Ao alcançá-la, gritei: “Não conseguimos derrotá-lo, fuja!” Corri alguns passos à frente, mas percebi que Muriel não me acompanhava. Olhando para trás, vi que ela estava parada.
“O que está fazendo? Por que não corre?” Eu estava desesperado; será que Muriel ainda queria enfrentar o monstro?
“Dói...” Muriel sibilou, e, sob a luz da lanterna, vi que ela segurava o peito com a expressão distorcida.
O golpe do cadáver sem cabeça havia ferido-a seriamente!
O monstro avançava, sanguinário, quase alcançando Muriel. Sem pensar, amaldiçoei em voz baixa e corri de volta para ela. Sabendo que ataques físicos eram inúteis, decidi tentar uma abordagem “mágica”. Correndo, tirei um talismã do bolso; sob a luz, vi que era um “talismã de contenção”.
Valia a tentativa!
Correndo, cuspi um pouco de saliva sobre o talismã; ao chegar perto de Muriel, o monstro também estava ali. Abaixei-me, esquivando do ataque, e apliquei o talismã no corpo do monstro.
Não sabia se funcionaria, então, após usá-lo, quase carreguei Muriel, começando a fugir. Depois de alguns passos, virei a cabeça para trás: o monstro não foi detido pelo talismã, continuava nos perseguindo.
Fiquei desapontado; que criatura era aquela, capaz de resistir até aos talismãs de minha tia-avó? Correndo com Muriel, de repente notei algo estranho e, ao olhar com atenção, me alegrei.
Percebi que a distância entre nós e o monstro aumentava! Muriel estava gravemente ferida, eu praticamente a arrastava, e nosso ritmo era mais próximo de uma caminhada rápida, mas, mesmo assim, o monstro não nos alcançava.

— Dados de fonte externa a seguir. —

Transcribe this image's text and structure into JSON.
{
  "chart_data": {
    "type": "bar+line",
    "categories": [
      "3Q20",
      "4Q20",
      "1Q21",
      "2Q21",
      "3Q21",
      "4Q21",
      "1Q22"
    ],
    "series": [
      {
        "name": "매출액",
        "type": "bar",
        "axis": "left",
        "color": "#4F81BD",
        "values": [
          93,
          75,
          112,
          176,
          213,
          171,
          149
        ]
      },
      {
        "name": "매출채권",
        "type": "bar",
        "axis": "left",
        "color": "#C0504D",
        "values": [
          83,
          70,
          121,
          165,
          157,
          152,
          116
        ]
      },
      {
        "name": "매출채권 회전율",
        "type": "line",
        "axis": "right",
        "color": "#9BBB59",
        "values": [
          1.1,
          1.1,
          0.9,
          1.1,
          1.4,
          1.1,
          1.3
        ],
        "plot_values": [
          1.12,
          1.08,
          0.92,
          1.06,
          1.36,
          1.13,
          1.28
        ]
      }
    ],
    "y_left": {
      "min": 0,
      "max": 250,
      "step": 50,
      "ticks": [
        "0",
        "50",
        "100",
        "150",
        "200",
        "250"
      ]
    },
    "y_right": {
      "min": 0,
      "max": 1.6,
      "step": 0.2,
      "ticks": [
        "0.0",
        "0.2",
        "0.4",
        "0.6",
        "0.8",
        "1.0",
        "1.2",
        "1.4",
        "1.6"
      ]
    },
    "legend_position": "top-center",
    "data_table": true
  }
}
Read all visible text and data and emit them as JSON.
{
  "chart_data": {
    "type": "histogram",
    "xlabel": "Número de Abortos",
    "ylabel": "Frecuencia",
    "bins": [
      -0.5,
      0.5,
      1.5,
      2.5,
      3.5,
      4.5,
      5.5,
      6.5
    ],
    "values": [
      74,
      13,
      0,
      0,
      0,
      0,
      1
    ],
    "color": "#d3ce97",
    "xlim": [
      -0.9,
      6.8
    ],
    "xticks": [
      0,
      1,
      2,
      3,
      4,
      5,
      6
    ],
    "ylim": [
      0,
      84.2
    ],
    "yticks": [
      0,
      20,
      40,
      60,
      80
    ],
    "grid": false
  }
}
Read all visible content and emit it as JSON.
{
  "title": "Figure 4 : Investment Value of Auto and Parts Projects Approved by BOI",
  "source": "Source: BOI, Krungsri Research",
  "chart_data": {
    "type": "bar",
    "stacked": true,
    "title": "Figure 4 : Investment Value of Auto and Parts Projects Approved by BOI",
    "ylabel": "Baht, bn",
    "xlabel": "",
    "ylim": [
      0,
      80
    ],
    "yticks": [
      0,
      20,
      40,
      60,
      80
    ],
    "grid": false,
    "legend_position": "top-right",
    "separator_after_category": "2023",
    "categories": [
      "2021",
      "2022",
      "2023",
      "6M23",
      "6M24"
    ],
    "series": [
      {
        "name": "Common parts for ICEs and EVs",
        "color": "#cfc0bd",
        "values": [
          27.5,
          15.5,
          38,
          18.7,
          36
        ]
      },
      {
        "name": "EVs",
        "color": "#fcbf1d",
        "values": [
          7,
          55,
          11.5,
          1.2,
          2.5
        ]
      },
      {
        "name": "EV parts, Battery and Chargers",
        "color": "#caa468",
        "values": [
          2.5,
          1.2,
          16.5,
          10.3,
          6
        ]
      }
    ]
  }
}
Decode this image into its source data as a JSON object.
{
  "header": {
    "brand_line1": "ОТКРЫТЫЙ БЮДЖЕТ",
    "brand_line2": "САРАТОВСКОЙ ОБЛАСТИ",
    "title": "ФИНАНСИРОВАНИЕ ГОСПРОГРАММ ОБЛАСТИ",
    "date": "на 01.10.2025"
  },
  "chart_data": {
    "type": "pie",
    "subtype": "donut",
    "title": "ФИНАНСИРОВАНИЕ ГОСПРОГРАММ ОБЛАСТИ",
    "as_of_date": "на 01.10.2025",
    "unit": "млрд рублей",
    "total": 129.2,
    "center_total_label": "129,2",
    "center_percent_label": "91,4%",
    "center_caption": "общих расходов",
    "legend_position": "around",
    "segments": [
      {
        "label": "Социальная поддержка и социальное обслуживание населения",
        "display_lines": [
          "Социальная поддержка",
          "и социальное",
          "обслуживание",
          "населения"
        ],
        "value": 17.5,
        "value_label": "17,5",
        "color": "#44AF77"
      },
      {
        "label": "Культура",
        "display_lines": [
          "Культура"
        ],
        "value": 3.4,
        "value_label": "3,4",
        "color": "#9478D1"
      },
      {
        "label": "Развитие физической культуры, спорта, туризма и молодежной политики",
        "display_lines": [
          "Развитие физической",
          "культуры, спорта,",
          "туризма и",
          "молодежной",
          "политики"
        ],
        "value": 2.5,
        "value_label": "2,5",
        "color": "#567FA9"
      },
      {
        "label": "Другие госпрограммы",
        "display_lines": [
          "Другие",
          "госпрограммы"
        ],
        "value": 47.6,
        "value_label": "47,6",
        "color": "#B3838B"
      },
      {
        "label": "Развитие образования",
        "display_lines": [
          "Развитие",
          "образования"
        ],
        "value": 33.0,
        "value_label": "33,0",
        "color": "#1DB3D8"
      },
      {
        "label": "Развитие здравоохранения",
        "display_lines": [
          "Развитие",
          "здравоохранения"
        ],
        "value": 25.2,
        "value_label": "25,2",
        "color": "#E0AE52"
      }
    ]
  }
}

Com a lanterna, olhei para trás e vi que seus movimentos estavam extremamente lentos, como se alguma força invisível o segurasse. O talismã de contenção estava funcionando, ao menos parcialmente; não o imobilizou, mas retardou seus movimentos.
Só não sabia quanto tempo o talismã da tia-avó duraria.
Não pensei mais, correndo com Muriel meio apoiada em mim.
A trilha da montanha era difícil, principalmente à noite, e Muriel estava cada vez mais debilitada, só avançava graças ao meu apoio. Para piorar, a luz da lanterna enfraquecia cada vez mais; a bateria estava quase esgotada! Mesmo que pudéssemos usar a lanterna do celular por algum tempo, quanto duraria sua bateria? Meu celular estava sem carga desde o dia anterior!
Quando a energia acabasse, como nos moveríamos naquela escuridão?
Saímos do cemitério, atravessamos a floresta de bambus e, finalmente, a lanterna apagou completamente.
Na escuridão, meio carregando Muriel, sentia sua respiração acelerada, mas meu coração gradualmente se acalmou. Nessas horas, era fundamental não perder a calma!